The Office of Economic and Workforce Development last decade listed the corridor as one of five areas of Durham that merit streetscape upgrades. Nearby, public- and private-sector initiatives have led to the opening of two community centers.
The worry about closing off future business opportunities comes because it’s clear there’s redevelopment momentum nearby, particularly around the Durham Police Department’s headquarters.
A developer is currently building a new apartment complex at the corner of West Chapel Hill and Gregson streets.

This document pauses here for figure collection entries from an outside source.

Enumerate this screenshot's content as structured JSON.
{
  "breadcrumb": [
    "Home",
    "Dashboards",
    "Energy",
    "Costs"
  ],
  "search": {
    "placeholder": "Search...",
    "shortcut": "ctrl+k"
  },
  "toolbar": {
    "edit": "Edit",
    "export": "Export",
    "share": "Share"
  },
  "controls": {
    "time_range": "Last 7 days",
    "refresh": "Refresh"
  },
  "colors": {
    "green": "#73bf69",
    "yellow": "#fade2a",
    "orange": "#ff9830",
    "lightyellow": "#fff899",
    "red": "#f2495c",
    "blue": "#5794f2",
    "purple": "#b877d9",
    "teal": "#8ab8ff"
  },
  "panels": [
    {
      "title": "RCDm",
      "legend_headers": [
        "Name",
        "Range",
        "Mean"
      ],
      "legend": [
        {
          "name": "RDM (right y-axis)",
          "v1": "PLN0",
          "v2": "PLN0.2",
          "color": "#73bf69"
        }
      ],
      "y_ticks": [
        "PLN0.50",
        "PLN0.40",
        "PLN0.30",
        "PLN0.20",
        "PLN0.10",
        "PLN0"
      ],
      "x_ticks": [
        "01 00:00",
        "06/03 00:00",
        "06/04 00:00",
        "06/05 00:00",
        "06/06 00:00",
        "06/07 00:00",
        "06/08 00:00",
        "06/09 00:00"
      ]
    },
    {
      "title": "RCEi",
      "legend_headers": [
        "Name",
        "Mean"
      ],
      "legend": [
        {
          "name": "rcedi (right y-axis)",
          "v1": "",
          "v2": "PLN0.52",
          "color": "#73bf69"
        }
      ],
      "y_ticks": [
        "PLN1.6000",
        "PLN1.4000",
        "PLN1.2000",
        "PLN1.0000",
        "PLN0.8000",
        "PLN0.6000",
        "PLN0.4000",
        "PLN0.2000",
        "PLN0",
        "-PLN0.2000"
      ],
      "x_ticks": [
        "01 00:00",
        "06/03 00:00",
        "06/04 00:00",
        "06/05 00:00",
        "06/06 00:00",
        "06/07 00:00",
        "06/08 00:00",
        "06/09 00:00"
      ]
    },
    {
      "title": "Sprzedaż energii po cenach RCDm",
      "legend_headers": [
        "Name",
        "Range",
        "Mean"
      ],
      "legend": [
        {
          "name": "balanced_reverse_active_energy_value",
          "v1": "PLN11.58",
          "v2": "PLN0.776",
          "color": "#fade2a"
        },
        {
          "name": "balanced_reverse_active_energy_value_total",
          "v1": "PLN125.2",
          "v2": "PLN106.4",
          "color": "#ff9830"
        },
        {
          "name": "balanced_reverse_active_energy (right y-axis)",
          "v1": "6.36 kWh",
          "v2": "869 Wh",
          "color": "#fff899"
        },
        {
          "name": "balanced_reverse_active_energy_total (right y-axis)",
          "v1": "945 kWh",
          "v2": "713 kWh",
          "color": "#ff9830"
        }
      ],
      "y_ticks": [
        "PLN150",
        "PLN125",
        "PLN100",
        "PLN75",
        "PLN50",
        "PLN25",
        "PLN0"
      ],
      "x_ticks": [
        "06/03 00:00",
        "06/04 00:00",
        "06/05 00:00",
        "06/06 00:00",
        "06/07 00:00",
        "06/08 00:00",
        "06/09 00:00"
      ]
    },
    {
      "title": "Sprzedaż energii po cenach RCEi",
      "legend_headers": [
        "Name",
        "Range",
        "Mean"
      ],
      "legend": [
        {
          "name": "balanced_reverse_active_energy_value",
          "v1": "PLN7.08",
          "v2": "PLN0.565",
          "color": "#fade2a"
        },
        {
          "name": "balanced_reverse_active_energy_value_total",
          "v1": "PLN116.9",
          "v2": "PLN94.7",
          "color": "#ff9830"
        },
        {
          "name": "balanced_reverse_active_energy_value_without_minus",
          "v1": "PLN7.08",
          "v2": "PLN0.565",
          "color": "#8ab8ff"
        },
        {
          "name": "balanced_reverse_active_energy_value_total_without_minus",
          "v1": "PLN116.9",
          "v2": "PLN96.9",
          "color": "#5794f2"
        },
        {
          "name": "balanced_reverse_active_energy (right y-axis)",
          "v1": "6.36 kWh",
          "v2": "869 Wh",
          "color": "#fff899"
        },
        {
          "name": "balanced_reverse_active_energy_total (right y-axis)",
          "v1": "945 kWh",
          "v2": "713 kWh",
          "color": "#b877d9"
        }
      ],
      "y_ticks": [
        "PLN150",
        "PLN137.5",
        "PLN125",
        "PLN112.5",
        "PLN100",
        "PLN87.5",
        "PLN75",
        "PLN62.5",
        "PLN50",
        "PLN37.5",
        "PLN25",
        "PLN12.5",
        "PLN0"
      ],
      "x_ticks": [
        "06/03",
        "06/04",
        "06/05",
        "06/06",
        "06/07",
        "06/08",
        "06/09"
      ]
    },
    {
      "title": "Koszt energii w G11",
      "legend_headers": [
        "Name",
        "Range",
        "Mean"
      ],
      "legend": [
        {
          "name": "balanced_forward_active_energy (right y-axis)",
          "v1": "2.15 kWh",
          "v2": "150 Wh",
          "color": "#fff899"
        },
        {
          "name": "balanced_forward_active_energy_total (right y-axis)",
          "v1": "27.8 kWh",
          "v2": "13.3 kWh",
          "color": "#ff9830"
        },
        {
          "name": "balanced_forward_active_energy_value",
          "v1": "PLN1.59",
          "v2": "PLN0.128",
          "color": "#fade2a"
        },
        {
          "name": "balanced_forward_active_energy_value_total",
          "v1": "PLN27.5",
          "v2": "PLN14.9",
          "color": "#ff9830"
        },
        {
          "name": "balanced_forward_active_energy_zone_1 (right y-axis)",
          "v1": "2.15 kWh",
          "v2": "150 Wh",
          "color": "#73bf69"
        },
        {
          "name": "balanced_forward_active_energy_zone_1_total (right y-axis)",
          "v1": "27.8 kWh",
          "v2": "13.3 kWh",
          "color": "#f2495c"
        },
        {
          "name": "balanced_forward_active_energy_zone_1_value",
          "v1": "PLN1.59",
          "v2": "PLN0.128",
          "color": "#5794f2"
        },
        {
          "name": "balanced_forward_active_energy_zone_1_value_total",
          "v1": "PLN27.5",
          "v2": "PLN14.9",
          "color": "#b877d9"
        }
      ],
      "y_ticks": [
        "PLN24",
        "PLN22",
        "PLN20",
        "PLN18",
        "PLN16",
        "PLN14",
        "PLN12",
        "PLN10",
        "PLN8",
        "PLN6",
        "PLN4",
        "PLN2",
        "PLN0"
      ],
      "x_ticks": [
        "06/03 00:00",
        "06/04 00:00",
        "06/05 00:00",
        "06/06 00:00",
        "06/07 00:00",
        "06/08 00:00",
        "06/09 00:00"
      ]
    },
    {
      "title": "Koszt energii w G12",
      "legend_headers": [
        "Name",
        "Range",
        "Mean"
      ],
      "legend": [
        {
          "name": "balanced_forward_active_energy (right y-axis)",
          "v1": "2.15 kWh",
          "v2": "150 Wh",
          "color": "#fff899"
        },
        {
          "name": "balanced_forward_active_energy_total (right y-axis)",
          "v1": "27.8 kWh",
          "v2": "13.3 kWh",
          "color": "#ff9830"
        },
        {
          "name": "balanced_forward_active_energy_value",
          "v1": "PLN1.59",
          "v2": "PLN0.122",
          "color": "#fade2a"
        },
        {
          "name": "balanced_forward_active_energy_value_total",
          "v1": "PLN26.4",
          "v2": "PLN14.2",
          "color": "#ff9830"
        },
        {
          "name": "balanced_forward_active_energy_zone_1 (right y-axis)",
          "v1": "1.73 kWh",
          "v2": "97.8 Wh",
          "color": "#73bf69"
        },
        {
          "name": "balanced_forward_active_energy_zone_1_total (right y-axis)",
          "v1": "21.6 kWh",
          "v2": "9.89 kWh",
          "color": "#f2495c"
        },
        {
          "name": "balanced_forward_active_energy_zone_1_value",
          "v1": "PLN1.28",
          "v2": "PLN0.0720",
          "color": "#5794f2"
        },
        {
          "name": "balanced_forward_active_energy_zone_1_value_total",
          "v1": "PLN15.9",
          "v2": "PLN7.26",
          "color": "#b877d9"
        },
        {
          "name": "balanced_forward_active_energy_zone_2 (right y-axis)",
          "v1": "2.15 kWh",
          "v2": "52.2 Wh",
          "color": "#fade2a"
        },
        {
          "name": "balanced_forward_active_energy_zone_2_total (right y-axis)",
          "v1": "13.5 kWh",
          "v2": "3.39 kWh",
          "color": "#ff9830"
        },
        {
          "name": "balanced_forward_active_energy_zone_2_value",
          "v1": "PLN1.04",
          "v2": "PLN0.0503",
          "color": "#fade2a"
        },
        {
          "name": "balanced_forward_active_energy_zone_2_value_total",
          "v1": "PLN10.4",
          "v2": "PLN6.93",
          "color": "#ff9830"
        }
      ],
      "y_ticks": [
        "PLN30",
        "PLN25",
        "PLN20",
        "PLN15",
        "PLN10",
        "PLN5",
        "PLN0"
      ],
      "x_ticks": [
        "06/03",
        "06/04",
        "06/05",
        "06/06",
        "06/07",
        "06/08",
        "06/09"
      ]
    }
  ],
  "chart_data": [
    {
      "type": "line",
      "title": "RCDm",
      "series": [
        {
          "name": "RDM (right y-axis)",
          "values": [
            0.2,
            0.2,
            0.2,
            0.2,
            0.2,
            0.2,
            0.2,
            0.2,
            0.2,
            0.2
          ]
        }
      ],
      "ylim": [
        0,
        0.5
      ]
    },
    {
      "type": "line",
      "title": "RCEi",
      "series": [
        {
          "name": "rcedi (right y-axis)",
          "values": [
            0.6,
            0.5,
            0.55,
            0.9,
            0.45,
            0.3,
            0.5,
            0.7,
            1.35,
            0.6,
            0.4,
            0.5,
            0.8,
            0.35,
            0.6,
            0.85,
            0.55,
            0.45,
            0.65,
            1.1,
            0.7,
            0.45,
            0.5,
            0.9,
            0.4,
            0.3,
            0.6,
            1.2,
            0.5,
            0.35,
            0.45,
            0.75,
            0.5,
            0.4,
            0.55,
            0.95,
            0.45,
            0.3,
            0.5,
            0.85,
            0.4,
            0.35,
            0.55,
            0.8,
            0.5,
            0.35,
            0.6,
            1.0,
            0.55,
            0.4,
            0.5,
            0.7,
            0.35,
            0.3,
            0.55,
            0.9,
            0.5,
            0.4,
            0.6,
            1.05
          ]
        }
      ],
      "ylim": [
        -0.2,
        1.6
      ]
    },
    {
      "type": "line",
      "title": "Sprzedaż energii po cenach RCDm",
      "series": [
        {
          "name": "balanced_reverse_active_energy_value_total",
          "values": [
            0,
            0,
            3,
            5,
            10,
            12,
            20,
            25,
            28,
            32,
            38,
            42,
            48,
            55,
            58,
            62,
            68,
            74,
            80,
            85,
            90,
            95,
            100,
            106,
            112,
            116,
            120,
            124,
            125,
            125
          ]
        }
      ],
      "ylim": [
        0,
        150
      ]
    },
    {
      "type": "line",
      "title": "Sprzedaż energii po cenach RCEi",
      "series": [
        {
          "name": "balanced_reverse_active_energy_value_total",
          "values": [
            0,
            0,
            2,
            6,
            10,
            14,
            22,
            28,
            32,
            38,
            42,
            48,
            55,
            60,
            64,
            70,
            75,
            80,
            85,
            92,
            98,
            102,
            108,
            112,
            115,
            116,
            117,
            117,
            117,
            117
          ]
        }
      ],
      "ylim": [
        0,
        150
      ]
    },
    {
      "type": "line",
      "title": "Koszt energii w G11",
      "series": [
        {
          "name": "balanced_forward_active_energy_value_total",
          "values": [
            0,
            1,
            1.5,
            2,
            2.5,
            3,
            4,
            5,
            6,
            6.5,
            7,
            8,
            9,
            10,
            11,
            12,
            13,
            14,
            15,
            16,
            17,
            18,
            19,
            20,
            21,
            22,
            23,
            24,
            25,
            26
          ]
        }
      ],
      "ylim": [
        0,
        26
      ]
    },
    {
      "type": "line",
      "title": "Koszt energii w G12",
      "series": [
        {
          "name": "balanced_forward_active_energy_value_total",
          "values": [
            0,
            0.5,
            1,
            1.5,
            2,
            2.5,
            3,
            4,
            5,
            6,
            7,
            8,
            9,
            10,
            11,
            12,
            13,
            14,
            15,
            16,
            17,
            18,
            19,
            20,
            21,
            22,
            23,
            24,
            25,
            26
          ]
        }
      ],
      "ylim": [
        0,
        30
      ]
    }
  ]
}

The police headquarters, on the other side of Gregson, is also a redevelopment prospect because the city is planning its replacement.
Kent Corner thanks to its location should “be a catalyst for other improvements in the corridor,” said Geoff Durham, president of Downtown Durham Inc.
Anthony and other skeptics had worried Kent Corner will monopolize the available parking at the West Chapel Hill/Kent crossroads.
But Self-Help has promised to be “a friendly neighbor” when it comes to arranging parking for other businesses that seek to set up shop there, said Larissa Oryshkevich, spokeswoman for an ad-hoc citizens group called the Kent Corner Task Force that negotiated with the credit union.
Anthony earlier this year felt strongly enough that he entered the bidding against Self-Help for a piece of city property off West Chapel Hill Street that will become part of the project.
His bids forced the credit union to raise its $37,000 initial offer to the city. The credit union wound up having to offer $120,000 for the property, Deputy City Manager Bo Ferguson said.
Monday’s vote ended up a 5-0 because Councilman Howard Clement was absent and Councilman Don Moffitt recused himself. Moffitt is the Durham Central Market’s project manager.